> Moreover, a hallucination is a pathology. It's something that happens when systems are not working properly.
> When an LLM fabricates a falsehood, that is not a malfunction at all. The machine is doing exactly what it has been designed to do: guess, and sound confident while doing it.
> When LLMs get things wrong they aren't hallucinating. They are bullshitting.
Very important distinction and again, shows the marketing bias to make these systems seem different than they are.
If we want to be pedantic about language, they aren't bullshitting. Bulshitting implies an intent to deceive, whereas LLMs are simply trying their best to predict text. Nobody gains anything from using terms closely related to human agency and intentions.
The authors of this website have published one of the famous books on the topic[0] (along with a course), and their definition is as follows:
"Bullshit involves language, statistical figures, data graphics, and other forms of presentation intended to persuade by impressing and overwhelming a reader or listener, with a blatant disregard for truth and logical coherence."
It does not imply an intent to deceive, just disregard for whether the BS is truth or not. In this case, I see how the definition can apply to LLMs in the sense that they are just doing their best to predict the most likely response.
If you provided them with training data where the majority inputs agree on a common misconception, they will output similar content as well.
The authors have a specific definition of bullshit that they contrast with lying. In their definition, lying involves intent to deceive; bullshitting involves not caring if you’re deceiving.
Lesson 2, The Nature of Bullshit: “BULLSHIT involves language or other forms of communication intended to appear authoritative or persuasive without regard to its actual truth or logical consistency.”

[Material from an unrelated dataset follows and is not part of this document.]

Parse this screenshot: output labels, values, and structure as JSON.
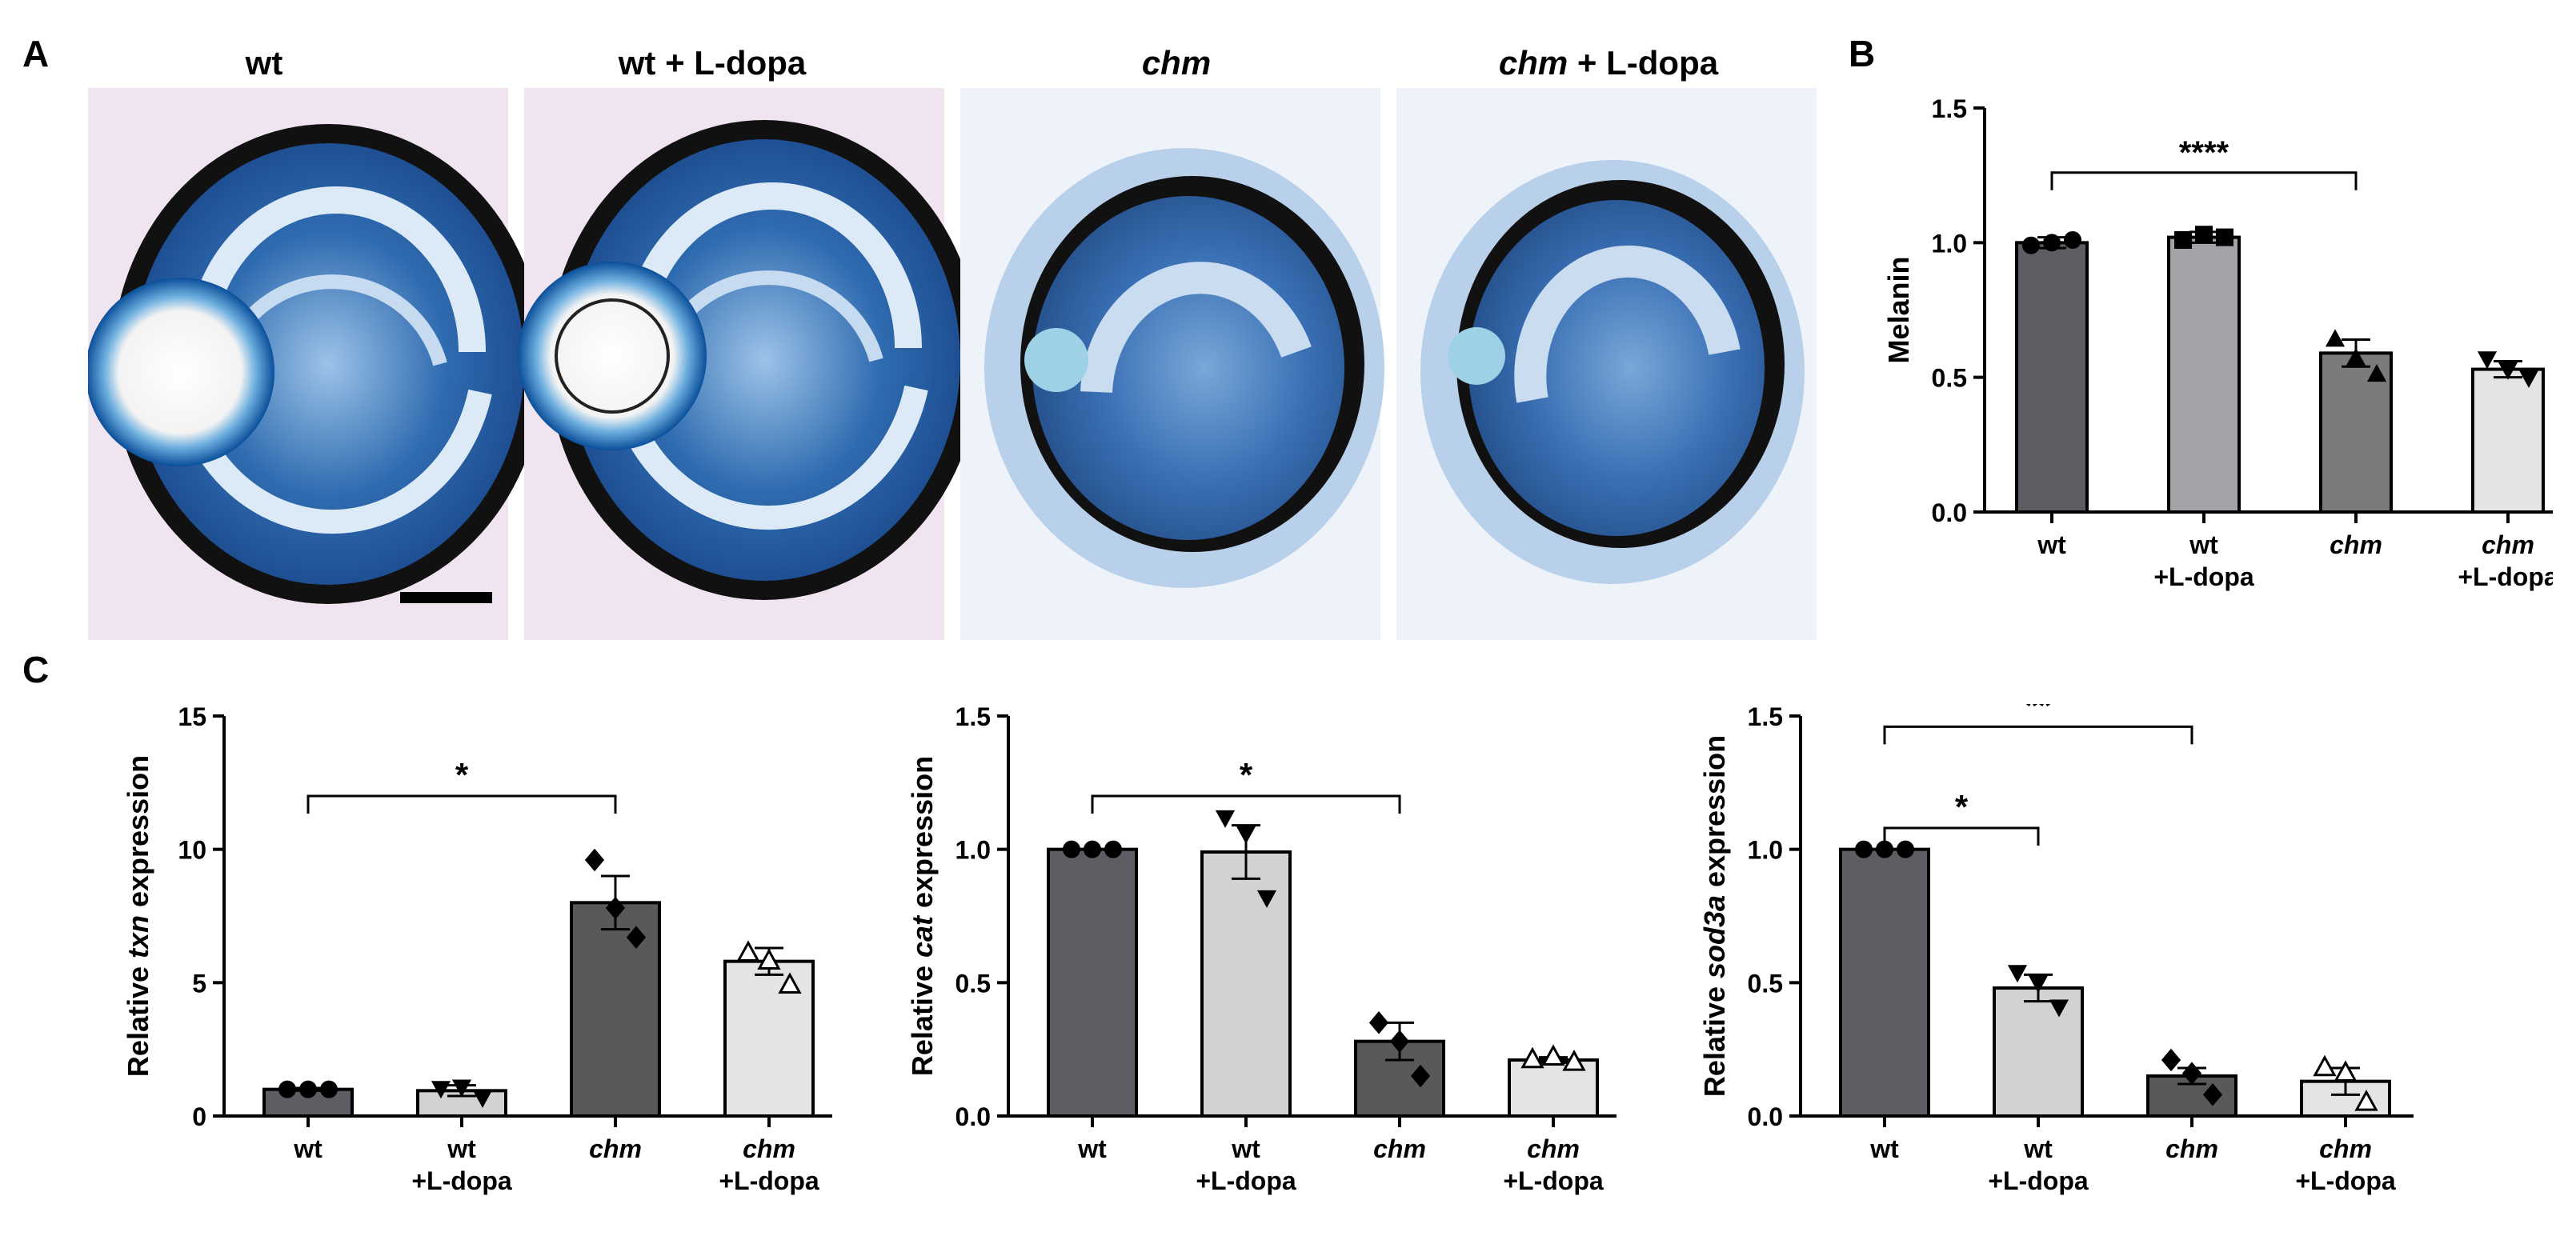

I think the first part of that statement requires more evidence or argumentation, especially since models have shown the ability to practice deception. (you are right that they don't _always_ know what they know)
But sometimes when humans make things up they also don't have the knowledge they may be wrong. It's like the reference to "known unknowns" and "unknown unknowns". Or Dunning-Kruger personified. Basically you have three categories:
(1) Liars know something is false and have an intent to deceive (LLMs don't do this)
(2) Bullshitters may not know/care whether something is false, but they are aware they don't know
(3) Bullshitters may not know something is false, because they don't know all the things they don't know
The pZombie type level where we look at the LLM as if it were a black box and simply account for its behavior. At this level LLM's claim to have knowledge and also claim knowledge of their limited knowledge "I can't actually taste". So approached from this direction we are in (2) they have awareness that there are some things that they don't know, but this awareness doesn't prevent them from pretending to this knowledge.
If we consider it from the perspective of knowing what's happening inside LLM's then I think the picture is different. The LLM is doing next word prediction with constant compute time per token - the algorithm is quite clear. We know this is true because it runs on llama.cpp or mlx on our macbooks as well on the farms of B200's that we fear will destroy the atmosphere. So LLM's don't have any actual operational knowledge of the logic of their utterances (dunning kruger, dunning kruger...) What I mean is that the LLM can't/isn't analysing what it says, it's just responding to stimulus. Humans do do this as well - it's easy to just chatter away to other people like a canary, but humans also can analysis what they are saying and strategically manipulate the messages that they create. So I would say that LLMs cannot be concerned about what they do or don't know - the concern rests with us when we challenge them (or not) by asking "how can you know that chocolate tastes better than strawberry - you have never tasted either".
If you make an LLM which design goal is to state "I do not know" any answer that is not directly in its training set, then all of the above statements don't hold.
> When an LLM fabricates a falsehood, that is not a malfunction at all. The machine is doing exactly what it has been designed to do: guess, and sound confident while doing it.
> When LLMs get things wrong they aren't hallucinating. They are bullshitting.
Very important distinction and again, shows the marketing bias to make these systems seem different than they are.